Bang the drum slowly for my dear friend Harry Wendelstedt, who was an outstanding National League umpire for 33 years. He died on Friday, March 9, in Daytona Beach, Fla., at age 73. He ran a school for umpires at which he taught hundreds of aspiring men in blue (many made the majors) in nearby Ormand Beach where he lived.

Harry Hunter Wendelstedt Jr. was born in Baltimore, Md., on July 27, 1938. His father was a truck driver and his mother Elizabeth was a homemaker. He attended Baltimore public schools and had two years of college before joining the Marines. He was mulling whether to re-enlist when he attended the Al Somers Umpire School in Ormand Beach. The rest, as they say, is history. After only four seasons in the minor leagues, he was promoted to the National League.

I first met Harry during his first season in 1966, when he joined the crew of another good friend and great umpire, the late “Shag” Crawford, and we were friends all these years. Crawford’s son Jerry replaced him and had an outstanding career as an umpire for 26 years!

Harry’s son Hunter followed in his dad’s footsteps as well. In fact, Hunter joined his father’s crew in 1998 for several games. They were the only father-and-son umpires to work together in major league history!

Harry umpired in five World Series, four All-Star games, seven National League championship series and three divisional series. He retired in 1998, two seasons before umpires began working in both leagues.

Harry returned to teach at the Somers School every year. In 1977, he took over the school from Somers, who died 20 years later.

Only one umpire, Silk O’Loghlin, who worked in the early 20th century, was behind the plate for more no-hitters than Wendelstedt, who called balls and strikes for five of them, including those thrown by Hall of Famers Gaylord Perry and Bob Gibson.
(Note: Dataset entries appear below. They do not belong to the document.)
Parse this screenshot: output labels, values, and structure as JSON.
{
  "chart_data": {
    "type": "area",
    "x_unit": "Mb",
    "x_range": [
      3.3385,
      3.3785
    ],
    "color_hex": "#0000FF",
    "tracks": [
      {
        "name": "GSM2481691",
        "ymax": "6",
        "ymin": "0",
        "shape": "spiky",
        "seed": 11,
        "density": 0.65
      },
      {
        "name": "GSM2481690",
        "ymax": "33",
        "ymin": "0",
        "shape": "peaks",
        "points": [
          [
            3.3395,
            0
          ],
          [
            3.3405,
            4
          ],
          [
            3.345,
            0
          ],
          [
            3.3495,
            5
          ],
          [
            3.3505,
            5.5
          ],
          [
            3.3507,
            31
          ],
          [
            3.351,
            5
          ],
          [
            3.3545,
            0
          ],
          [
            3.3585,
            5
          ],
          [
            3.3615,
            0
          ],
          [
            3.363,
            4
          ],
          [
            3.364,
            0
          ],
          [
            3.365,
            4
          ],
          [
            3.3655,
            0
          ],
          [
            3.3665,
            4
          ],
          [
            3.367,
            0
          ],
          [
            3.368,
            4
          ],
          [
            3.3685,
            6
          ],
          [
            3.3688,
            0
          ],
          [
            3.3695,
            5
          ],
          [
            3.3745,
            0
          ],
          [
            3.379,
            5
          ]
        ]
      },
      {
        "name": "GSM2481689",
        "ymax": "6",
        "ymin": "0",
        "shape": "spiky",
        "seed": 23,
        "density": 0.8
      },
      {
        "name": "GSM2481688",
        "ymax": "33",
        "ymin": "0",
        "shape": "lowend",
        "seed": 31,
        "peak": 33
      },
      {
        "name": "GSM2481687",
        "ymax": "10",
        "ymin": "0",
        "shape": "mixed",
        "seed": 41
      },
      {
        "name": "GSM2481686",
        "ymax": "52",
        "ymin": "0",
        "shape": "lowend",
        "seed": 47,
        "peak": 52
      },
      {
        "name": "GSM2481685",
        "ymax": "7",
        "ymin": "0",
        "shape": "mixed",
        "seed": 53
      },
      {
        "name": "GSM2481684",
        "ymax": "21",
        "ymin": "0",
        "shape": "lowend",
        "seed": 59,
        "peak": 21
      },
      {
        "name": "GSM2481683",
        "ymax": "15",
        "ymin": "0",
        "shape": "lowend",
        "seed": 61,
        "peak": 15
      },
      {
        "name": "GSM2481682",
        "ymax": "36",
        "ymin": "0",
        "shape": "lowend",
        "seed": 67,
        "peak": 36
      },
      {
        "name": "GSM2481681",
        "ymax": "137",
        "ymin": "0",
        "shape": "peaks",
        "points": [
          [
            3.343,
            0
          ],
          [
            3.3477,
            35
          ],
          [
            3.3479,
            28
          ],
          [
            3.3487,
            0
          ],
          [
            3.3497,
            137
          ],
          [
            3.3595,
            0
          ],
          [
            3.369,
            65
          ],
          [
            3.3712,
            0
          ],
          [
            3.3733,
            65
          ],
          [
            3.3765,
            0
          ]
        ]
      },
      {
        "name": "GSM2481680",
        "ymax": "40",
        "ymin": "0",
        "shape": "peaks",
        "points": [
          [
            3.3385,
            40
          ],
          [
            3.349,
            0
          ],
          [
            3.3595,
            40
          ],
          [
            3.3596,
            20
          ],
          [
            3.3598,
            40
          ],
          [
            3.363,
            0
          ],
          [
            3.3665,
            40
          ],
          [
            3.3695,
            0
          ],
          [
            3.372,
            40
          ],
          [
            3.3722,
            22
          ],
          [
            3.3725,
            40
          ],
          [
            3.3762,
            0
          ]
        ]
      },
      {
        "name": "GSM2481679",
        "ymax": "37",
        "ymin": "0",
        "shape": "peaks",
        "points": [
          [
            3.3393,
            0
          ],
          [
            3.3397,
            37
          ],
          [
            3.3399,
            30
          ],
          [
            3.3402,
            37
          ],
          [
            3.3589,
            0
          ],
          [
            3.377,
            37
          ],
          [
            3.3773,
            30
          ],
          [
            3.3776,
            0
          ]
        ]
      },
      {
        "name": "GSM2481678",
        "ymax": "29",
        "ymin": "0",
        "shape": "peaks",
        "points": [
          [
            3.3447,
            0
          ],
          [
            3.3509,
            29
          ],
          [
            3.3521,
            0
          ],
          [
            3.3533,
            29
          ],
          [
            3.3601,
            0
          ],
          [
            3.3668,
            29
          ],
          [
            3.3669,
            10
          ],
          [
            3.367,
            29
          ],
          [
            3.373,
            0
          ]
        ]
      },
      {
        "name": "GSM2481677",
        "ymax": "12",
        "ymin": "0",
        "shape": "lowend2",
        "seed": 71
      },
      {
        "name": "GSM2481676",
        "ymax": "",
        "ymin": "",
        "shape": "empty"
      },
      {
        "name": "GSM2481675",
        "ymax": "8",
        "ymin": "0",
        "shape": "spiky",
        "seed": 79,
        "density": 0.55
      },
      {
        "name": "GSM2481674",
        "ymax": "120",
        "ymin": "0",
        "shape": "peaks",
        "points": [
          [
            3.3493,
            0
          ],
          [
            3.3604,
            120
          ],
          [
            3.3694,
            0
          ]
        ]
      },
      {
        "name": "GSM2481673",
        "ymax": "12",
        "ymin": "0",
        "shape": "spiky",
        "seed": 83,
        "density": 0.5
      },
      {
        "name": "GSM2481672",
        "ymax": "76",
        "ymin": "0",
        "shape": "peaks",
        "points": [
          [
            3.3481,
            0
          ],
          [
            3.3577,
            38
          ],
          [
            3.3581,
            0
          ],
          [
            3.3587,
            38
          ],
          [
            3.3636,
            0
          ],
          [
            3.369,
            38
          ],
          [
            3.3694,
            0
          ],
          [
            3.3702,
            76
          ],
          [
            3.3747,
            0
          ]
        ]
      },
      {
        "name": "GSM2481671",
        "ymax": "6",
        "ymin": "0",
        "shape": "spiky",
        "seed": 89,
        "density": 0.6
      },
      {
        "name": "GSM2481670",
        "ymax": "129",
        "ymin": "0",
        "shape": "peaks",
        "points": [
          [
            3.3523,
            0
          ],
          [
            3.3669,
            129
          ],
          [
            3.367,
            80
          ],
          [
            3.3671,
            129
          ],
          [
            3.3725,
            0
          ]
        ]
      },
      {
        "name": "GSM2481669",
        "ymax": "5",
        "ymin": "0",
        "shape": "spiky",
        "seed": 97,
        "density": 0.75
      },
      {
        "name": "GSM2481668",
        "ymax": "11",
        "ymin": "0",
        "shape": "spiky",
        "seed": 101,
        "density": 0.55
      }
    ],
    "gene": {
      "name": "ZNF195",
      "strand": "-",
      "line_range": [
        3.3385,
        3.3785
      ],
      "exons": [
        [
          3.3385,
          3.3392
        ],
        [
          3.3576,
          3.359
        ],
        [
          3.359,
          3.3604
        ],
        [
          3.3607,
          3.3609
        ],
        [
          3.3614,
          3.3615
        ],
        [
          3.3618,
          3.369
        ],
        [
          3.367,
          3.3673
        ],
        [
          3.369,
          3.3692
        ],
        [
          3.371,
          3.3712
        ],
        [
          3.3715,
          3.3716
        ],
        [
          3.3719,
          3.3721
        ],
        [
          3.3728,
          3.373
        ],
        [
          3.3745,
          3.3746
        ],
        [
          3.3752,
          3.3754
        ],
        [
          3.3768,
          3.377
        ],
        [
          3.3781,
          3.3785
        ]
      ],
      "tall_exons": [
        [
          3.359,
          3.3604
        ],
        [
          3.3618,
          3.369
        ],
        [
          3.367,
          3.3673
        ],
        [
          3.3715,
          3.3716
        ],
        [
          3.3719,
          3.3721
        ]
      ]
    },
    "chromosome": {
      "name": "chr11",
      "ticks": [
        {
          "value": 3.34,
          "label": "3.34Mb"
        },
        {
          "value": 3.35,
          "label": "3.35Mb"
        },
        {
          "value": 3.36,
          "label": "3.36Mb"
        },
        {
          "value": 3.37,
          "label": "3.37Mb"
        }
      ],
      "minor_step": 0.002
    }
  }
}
Perry’s no-no for the San Francisco Giants against the St. Louis Cardinals in September 1968 was the second for Wendelstedt that season. The first was thrown in July against the Philadelphia Phillies by the Cincinnati Reds’ George Culver.

It was perhaps Wendelstedt’s most eventful season. On May 31, he made one of baseball’s most remarkable calls. In the ninth inning of a game in Los Angeles between the Giants and the Dodgers, Don Drysdale was working on his fifth-straight shutout when, with the bases loaded, he hit the Giants’ Dick Dietz on the elbow. The pitch would have sent Dietz to first and forced in a run, ending Drysdale’s scoreless innings streak, but Wendelstedt, invoking a rarely applied rule, declared that Dietz had not tried to avoid the pitch and that he must remain at bat. Drysdale retired Dietz and completed the shutout.

The call allowed Drysdale’s streak to continue and he went on to pass Walter Johnson’s record of 55 2/3 innings, set in 1913. Drysdale ended with 58 1/3, a mark broken by Orel Hershiser 20 years later.

Harry Wendelstedt was a good friend and a great umpire.